« Depuis une époque de ma vie, le mode du secret s’est imposé. Cela s’est fait sans que ce soit un choix. Alors ce que tu vas lire sera douloureux, comme il est douloureux pour moi de l’écrire. Tu vas découvrir la face cachée de celle avec qui tu vis depuis des années, qui en a été aussi heureuse que parfois dépitée. La vie a décidé que je devais faire face à mes fantômes ».

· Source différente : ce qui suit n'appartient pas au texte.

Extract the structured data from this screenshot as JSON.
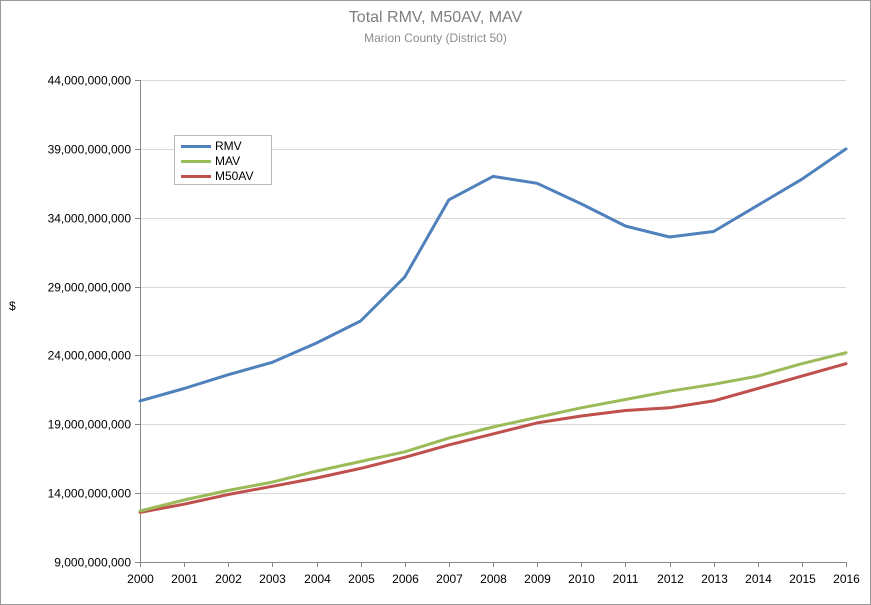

Trois lettres nomment les fantômes d’Oyana : ETA, Euskadi Ta Askatasuna, Pays basque et liberté. Trois lettres qui ont hanté l’Espagne et par rebond la France de 1959 au 3 mai 2018, date de la dissolution de l’organisation terroriste basque. Fantômes enfouis, qui vont ressurgir lorsque Oyana lit dans un journal de Montréal l’annonce de la disparition de l’organisation clandestine. Fantôme de son père, de l’attentat le 20 décembre 1973 contre Carrero Blanco, le bras droit de Franco, qui de toute évidence devait lui succéder, assassiné dans l’attentat le plus spectaculaire organisé par ETA. Fantômes de cette mère et de son enfant, victimes involontaires d’un attentat de l’ETA qui visait des policiers à Saint-Sébastien en Espagne, Oyana était du commando.

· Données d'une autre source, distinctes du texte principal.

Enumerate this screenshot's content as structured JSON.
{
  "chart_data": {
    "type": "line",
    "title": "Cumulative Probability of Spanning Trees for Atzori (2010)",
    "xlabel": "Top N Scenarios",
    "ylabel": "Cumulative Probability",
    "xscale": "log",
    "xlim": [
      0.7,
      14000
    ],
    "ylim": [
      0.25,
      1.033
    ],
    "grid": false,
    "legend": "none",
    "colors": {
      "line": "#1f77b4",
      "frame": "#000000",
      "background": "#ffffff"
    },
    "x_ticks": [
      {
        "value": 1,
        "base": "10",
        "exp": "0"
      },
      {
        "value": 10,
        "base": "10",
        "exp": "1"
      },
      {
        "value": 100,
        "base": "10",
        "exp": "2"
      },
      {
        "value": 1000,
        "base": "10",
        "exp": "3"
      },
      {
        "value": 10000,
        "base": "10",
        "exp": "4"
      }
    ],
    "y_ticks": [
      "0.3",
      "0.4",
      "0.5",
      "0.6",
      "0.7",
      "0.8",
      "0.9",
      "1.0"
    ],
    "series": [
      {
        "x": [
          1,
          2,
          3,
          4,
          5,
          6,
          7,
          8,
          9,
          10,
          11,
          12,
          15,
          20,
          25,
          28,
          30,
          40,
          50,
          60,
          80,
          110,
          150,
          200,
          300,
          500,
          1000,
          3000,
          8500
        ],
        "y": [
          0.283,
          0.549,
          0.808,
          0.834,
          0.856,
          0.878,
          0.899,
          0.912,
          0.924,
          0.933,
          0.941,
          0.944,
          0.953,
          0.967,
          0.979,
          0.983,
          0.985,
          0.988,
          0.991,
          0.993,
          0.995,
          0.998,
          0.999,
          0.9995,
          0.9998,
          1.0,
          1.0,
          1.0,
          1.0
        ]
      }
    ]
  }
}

Fantômes de ses parents, de ses amis, des noms, des plages de Ciboure, de l’exil vers le Mexique, de la peur, de la douleur, de la violence et de lutte armée, fantôme de son nom Etchebaster changé en Sanchez, Oyana devenue Nahia. Alors, Oyana repart, rentre au pays, s’offre un nouvel exil, mais dans l’autre sens, abandonne sa nouvelle vie avec Xavier, sa nouvelle famille, et révèle tout à son compagnon, dans cette lettre qui devient son roman. Roman du mensonge et de l’exil, roman de l’identité dissimulée, roman de tant d’histoires et de rêves enfouis, que vivifie l’Histoire, c’est tout cela, Oyana, et c’est d’une saisissante réussite.

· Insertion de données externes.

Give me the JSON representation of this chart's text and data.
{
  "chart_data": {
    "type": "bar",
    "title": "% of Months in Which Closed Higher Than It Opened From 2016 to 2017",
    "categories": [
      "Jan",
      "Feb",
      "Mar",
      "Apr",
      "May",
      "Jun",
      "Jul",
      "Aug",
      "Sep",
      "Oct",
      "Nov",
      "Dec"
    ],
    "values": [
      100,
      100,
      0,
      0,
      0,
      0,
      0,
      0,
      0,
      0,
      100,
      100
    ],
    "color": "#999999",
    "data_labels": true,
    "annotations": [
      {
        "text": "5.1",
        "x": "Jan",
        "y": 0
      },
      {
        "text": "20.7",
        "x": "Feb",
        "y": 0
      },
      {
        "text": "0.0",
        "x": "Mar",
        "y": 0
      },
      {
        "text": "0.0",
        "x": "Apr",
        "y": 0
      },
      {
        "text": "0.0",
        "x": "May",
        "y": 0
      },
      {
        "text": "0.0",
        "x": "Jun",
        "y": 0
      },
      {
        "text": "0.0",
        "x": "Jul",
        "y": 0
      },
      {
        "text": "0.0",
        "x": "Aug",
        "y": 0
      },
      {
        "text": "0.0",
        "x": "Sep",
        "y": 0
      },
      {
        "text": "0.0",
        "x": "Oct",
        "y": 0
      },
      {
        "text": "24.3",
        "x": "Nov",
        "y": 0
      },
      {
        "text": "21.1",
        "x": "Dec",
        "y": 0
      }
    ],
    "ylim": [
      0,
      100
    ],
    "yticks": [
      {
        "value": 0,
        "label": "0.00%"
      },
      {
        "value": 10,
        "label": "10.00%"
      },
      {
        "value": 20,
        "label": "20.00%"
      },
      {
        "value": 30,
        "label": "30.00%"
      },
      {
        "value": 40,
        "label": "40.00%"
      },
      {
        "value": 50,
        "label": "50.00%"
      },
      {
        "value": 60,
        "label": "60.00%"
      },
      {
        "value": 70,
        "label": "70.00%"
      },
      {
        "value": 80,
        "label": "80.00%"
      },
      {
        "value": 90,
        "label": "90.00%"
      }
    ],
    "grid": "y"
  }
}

« J’ai trouvé le document officiel de la dissolution d’ETA sur le web. C’est comme un second billet pour la liberté. L’impression d’en avoir été, d’en être sans en être. Toujours entre deux, oui c’est ça, c’est exactement la place que j’occupe depuis toujours : deux pères, deux pays, deux passés mais un seul avenir incertain ».
Oyana vient de loin, c’est une vague qui entraîne avec elle une mémoire partagée d’Anglet à Bilbao, de Ciboure à Saint-Sébastien, la mémoire d’années de braise et de plomb, d’années folles où les corps s’effondraient (829 morts, dont 343 civils et 486 militaires et policiers), où les armes parlaient et radotaient, où les menaces et les règlements de comptes s’aimantaient, où les mythes devenaient un prêt-à-penser, et un prêt-à-agir. ETA d’un côté, les commandos plus ou moins officiels de l’autre, une langue, contre une autre, une mémoire contre d’autres, une douleur qui se partage. Eric Plamondon a écrit le roman d’une époque, d’un temps de guerre, avec justesse et finesse. Un roman très bien renseigné, qui dit ce qui doit l’être, qui romance ce qu’il fallait raconter, en nommant l’horreur, la douleur et la vengeance, roman d’un écrivain habité par le Temps et ses soubresauts. Eric Plamondon offre avec Oyana une saveur et un savoir unique, en un condensé d’Histoire, un précipité romanesque, où la vengeance, la violence et la vérité qui sommeillaient vont se réveiller.